Si la economía es la ciencia que sólo sabe hablar sobre ‘transparencia’, entonces los economistas más importantes son los contadores, los policías, los agentes aduaneros o los jueces.
Si la economía es una religión, entonces Michel Camdessus (N. de R.: ex director gerente del FMI entre 1987 y 2000) es el gran sacerdote, pero el mejor economista seguirá siendo el papa Juan Pablo II.
Si la economía es chisme y cuchicheo, muchos periodistas pueden aspirar a recibir la Palma de Oro.

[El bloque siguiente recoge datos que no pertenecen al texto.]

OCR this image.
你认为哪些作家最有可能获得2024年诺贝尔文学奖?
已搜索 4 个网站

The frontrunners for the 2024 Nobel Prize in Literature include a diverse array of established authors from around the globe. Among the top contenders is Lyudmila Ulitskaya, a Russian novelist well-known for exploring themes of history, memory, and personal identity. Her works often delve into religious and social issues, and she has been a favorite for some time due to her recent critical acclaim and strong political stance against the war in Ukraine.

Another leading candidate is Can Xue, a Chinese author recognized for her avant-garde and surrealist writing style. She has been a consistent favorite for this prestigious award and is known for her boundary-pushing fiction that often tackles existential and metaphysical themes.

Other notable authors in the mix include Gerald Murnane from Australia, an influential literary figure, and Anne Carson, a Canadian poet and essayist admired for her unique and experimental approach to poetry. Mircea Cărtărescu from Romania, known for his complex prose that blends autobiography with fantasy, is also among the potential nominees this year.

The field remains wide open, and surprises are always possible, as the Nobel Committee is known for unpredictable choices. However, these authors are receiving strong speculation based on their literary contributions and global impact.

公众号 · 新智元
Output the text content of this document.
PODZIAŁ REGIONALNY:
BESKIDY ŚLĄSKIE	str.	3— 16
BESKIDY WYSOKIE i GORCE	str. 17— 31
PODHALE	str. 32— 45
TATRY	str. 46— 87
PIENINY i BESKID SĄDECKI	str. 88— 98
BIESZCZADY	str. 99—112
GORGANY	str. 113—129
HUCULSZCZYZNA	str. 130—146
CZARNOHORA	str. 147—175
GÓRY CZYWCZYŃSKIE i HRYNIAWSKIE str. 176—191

Toda actividad tiene una utilidad social. Incluso los parásitos son útiles: permiten que se destaquen las denominadas personas ‘útiles’. Así como no hay nada ‘dañino’ en la ecología –a excepción de la cabeza vacía de los cazadores–, es raro no poder asociar una utilidad a alguna parte del cuerpo social. La parábola de Saint-Simon, que demostró que la riqueza de Francia no caería si se eliminara a una cantidad de vagos, escritores y otros, es cuestionable. Es tan discutible como la inutilidad del griego antiguo y la música que se enseña en las universidades. Entonces, ¿para qué sirven los casuísticos del utilitarismo?
Indiscutiblemente los expertos, los mercaderes de los cuentos económicos, tienen la función de exorcizar el futuro. En un mundo sin religión, tienen la misma función que los gurúes y líderes de sectas; y más de uno combina ambos negocios. Desempeñan también el rol de hechiceros, chamanes, brujos de las tribus indias que hablan sin cesar para evitar que el cielo caiga sobre sus cabezas. Son los inagotables narradores de sociedades irracionales, crédulas, analfabetas de escritura pero no de cultura, que son sin duda más serenas que las nuestras.
¿Para qué tenemos nosotros a los hijos de Smith, Marx y Keynes? ¿Están condenados a cumplir el papel de brujo, gran sacerdote o gurú? Obvio que no. Ellos pueden denunciar a los mercaderes de la confusión y promocionar la economía como una ciencia social y no una ciencia dura, pueden interrogar a la historia y las civilizaciones, pueden reflexionar sobre el valor y la riqueza. Pueden denunciar la eficiencia y la productividad o, simplemente, dejar eso a los administradores de empresa, a quienes les pagan para hacerlo. Y pueden retornar a la psicología, a la sociología, a la historia y a la filosofía. Pensar sobre el trabajo, el tiempo, el dinero. En síntesis: pueden volver a Smith, Keynes y Marx.
También pueden optar por los negocios turbios y vender su hermosa ciencia por las lentejas del peritaje, y contentarse con el papel de bufones de los cuales uno se puede burlar dos veces por año, cuando se presentan las proyecciones de crecimiento, y todos los días, cuando la mafia rusa recicla los dólares que con falso candor le han prestado.
Pero en ese caso no deberían hablar de ‘evaluación de calidad’, ni de ‘corrección técnica’.
Que se pongan un bonete, una nariz roja, que muevan las orejas y se rasquen las axilas.
¿Para qué sirven los economistas?’, se preguntará alguien dentro de cien años. Para hacer reír a la gente.”